Losses follow an exponential distribution with parameter $\theta$. For a deductible of 100, the expected payment per loss is 2000. What is the expected payment per loss for a deductible of 500?
They get
$2,000e^{\frac{-400}{\theta}}$ but I'm not sure how they got this.
I know I need to solve for $\lambda$ so what I did was I transformed the parameter $\theta$ to fit the deductible by subtracting 100. Therefore $Y=\theta-100$. Now to find $E[Y]= \displaystyle\int_{100}^{\infty} \lambda e^{-\lambda \theta +100\lambda}=2000$ but the solution doesn't exist. Where did I go wrong?

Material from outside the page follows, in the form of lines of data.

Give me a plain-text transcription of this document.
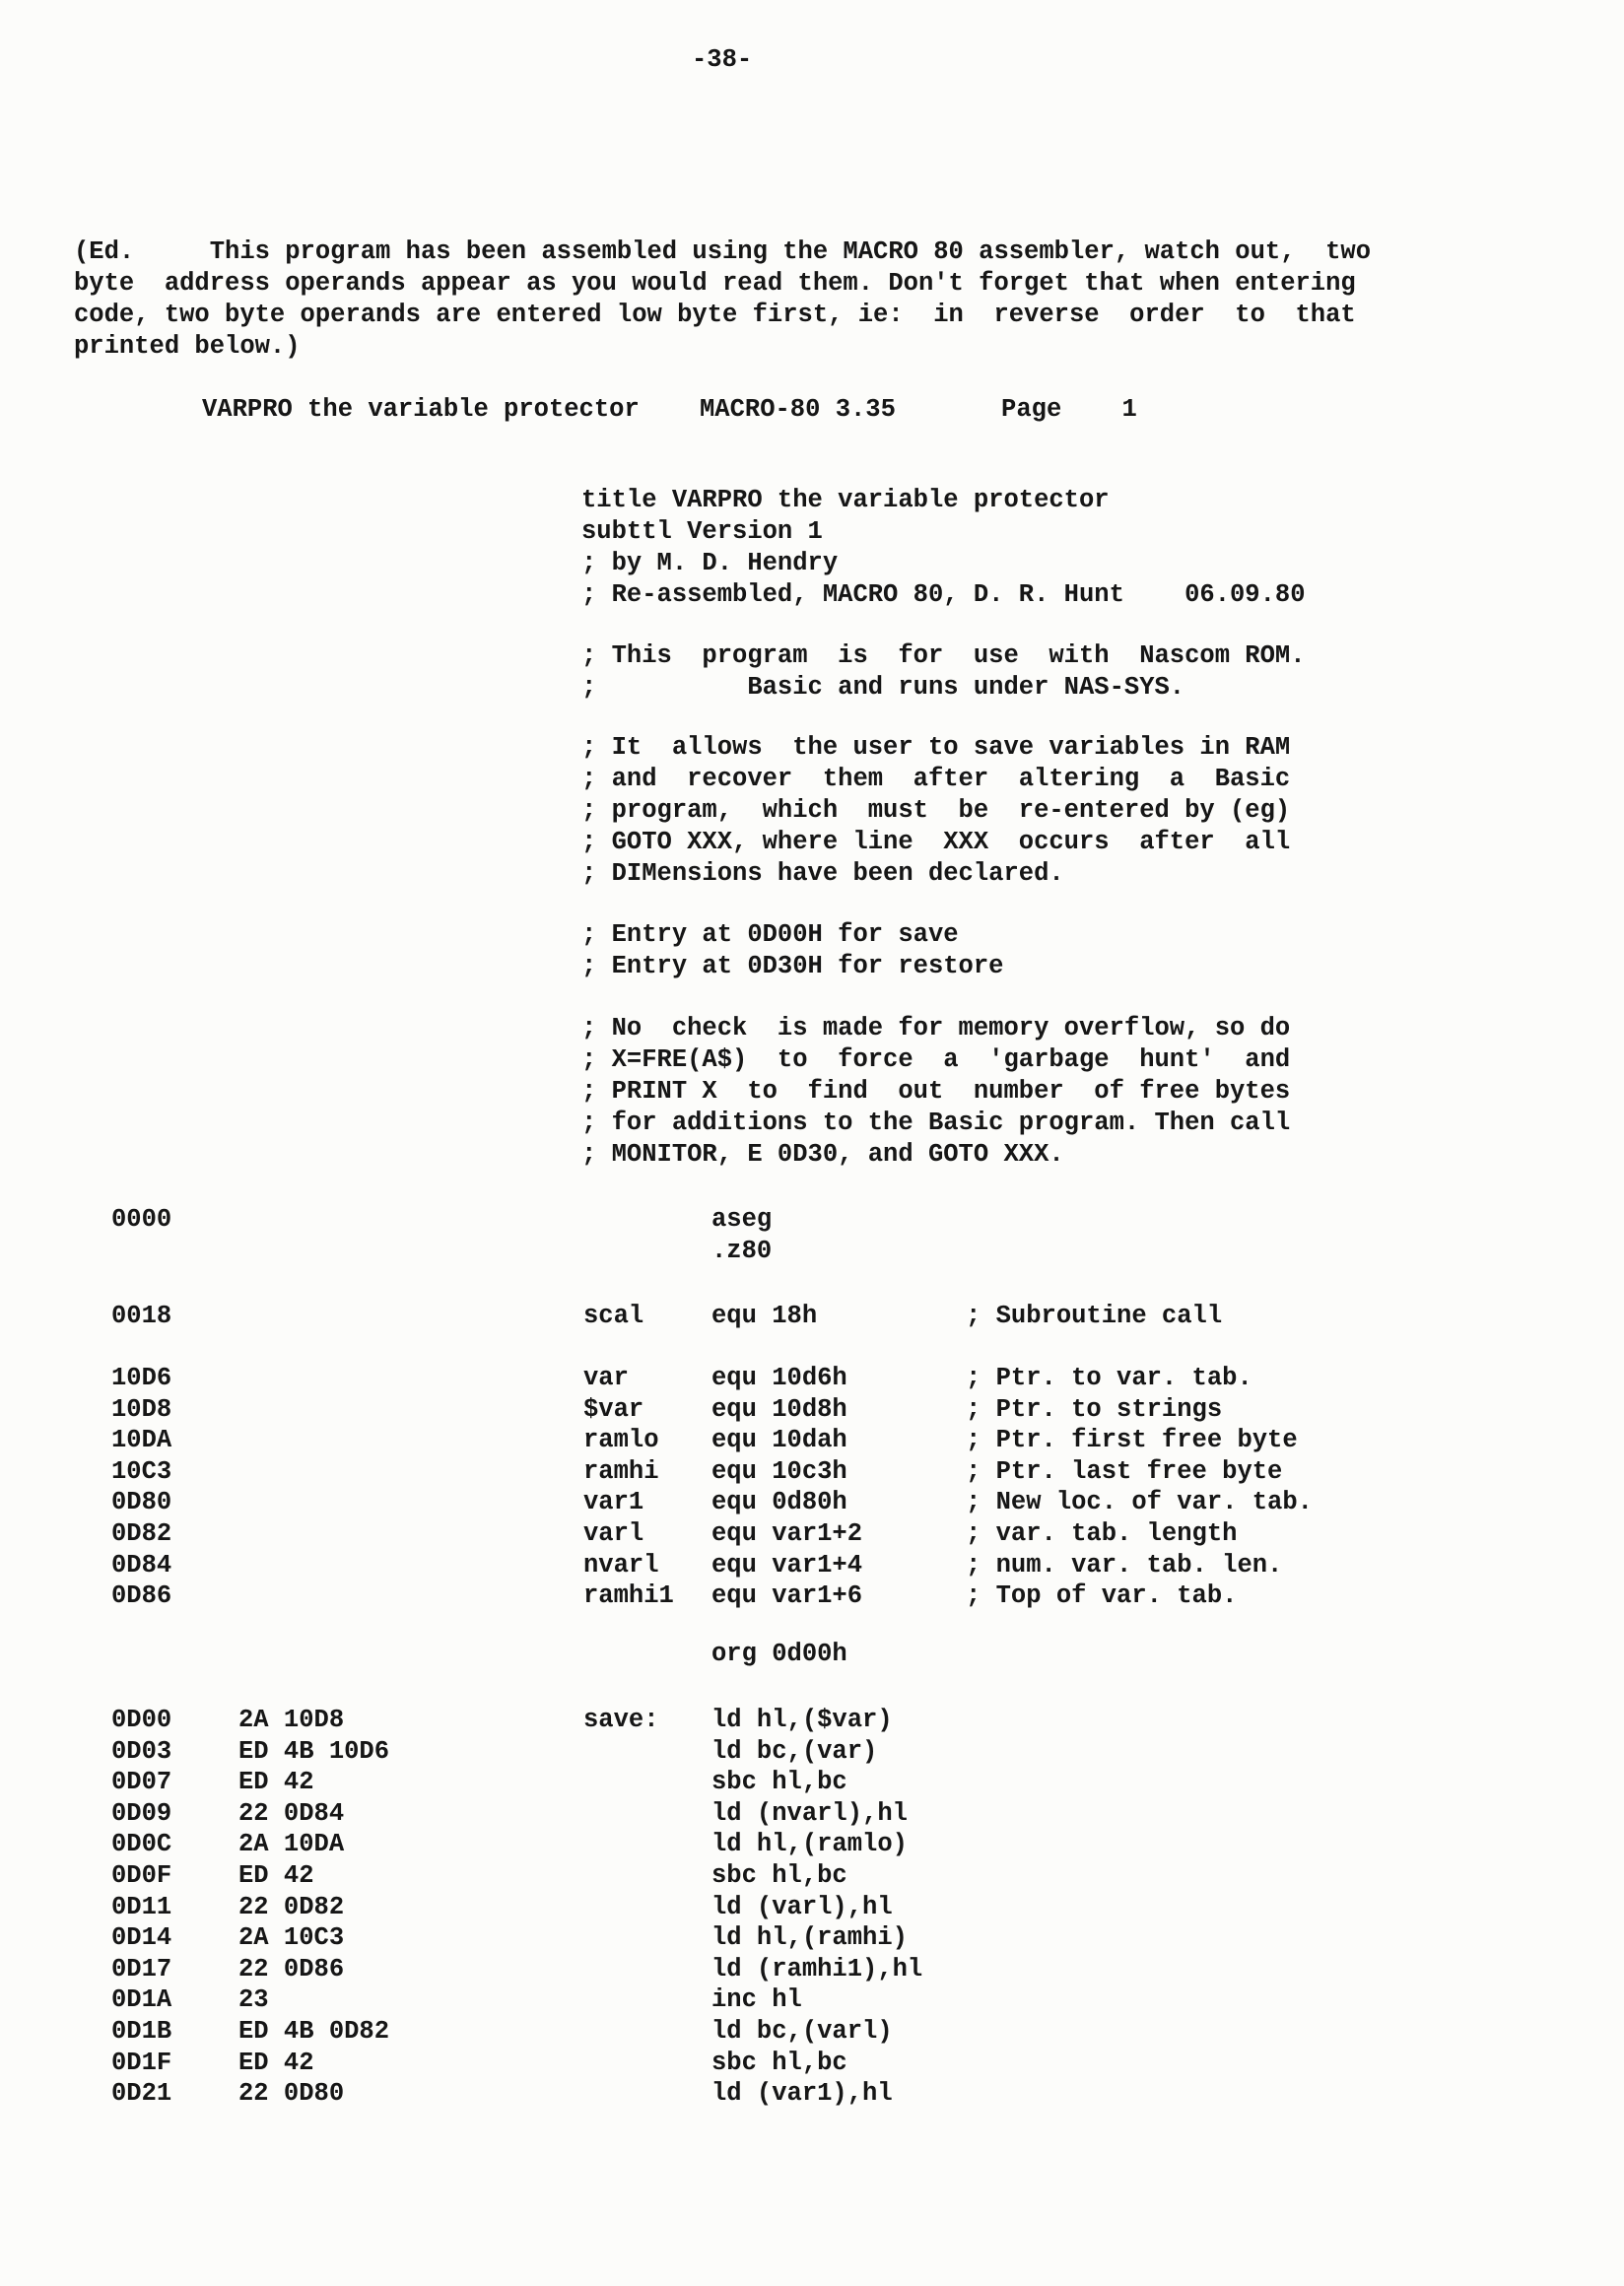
-38-
(Ed.     This program has been assembled using the MACRO 80 assembler, watch out,  two
byte  address operands appear as you would read them. Don't forget that when entering
code, two byte operands are entered low byte first, ie:  in  reverse  order  to  that
printed below.)
VARPRO the variable protector    MACRO-80 3.35       Page    1
title VARPRO the variable protector
subttl Version 1
; by M. D. Hendry
; Re-assembled, MACRO 80, D. R. Hunt    06.09.80
; This  program  is  for  use  with  Nascom ROM.
;          Basic and runs under NAS-SYS.
; It  allows  the user to save variables in RAM
; and  recover  them  after  altering  a  Basic
; program,  which  must  be  re-entered by (eg)
; GOTO XXX, where line  XXX  occurs  after  all
; DIMensions have been declared.
; Entry at 0D00H for save
; Entry at 0D30H for restore
; No  check  is made for memory overflow, so do
; X=FRE(A$)  to  force  a  'garbage  hunt'  and
; PRINT X  to  find  out  number  of free bytes
; for additions to the Basic program. Then call
; MONITOR, E 0D30, and GOTO XXX.
0000	aseg
.z80
0018	scal	equ 18h	; Subroutine call
10D6	var	equ 10d6h	; Ptr. to var. tab.
10D8	$var	equ 10d8h	; Ptr. to strings
10DA	ramlo equ 10dah	; Ptr. first free byte
10C3	ramhi equ 10c3h	; Ptr. last free byte
0D80	var1	equ 0d80h	; New loc. of var. tab.
0D82	varl	equ var1+2	; var. tab. length
0D84	nvarl equ var1+4	; num. var. tab. len.
0D86	ramhi1 equ var1+6	; Top of var. tab.
org 0d00h
0D00	2A 10D8	save: ld hl,($var)
0D03	ED 4B 10D6	ld bc,(var)
0D07	ED 42	sbc hl,bc
0D09	22 0D84	ld (nvarl),hl
0D0C	2A 10DA	ld hl,(ramlo)
0D0F	ED 42	sbc hl,bc
0D11	22 0D82	ld (varl),hl
0D14	2A 10C3	ld hl,(ramhi)
0D17	22 0D86	ld (ramhi1),hl
0D1A	23	inc hl
0D1B	ED 4B 0D82	ld bc,(varl)
0D1F	ED 42	sbc hl,bc
0D21	22 0D80	ld (var1),hl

Following with what Gaffney said, I integrated $\displaystyle\int_{100}^{\infty}(\theta – 100)\lambda e^{-\theta \lambda}$ which I get $\dfrac{-e^{-100\lambda}}{\lambda}=2000$ (since the $-\theta e^{-\theta \lambda} + 100e^{-\theta \lambda}$ will cancel out with 100) substituting 500 gives us $-400e^{-500\lambda} – \dfrac{e^{-500\lambda}}{\lambda}= ?$ which we are trying to figure out but I do not know how to make the connection of the 1st result with the 2nd.
Best Answer
If the loss $X$ is $\lt 100$, then the payment is $0$. If $X\ge 100$, the payment is $X-100$. Thus the expected payment is $$\int_{100}^\infty (x-100)\frac{1}{\theta} e^{-x/\theta}\,dx.$$ This turns out to be $\theta e^{-100/\theta}$.
Similarly, the expected value of the payment if the deductible is $500$ turns out to be $\theta e^{-500/\theta}$.
Putting $\theta e^{-100/\theta}=2000$ we get the expression given as an answer.
A more complete answer can be given by solving $\theta e^{-100/\theta}=2000$ numerically. We get that $\theta$ is approximately $2097.65$. From this we can find the numerical value of the expected payment with a deductible of $500$.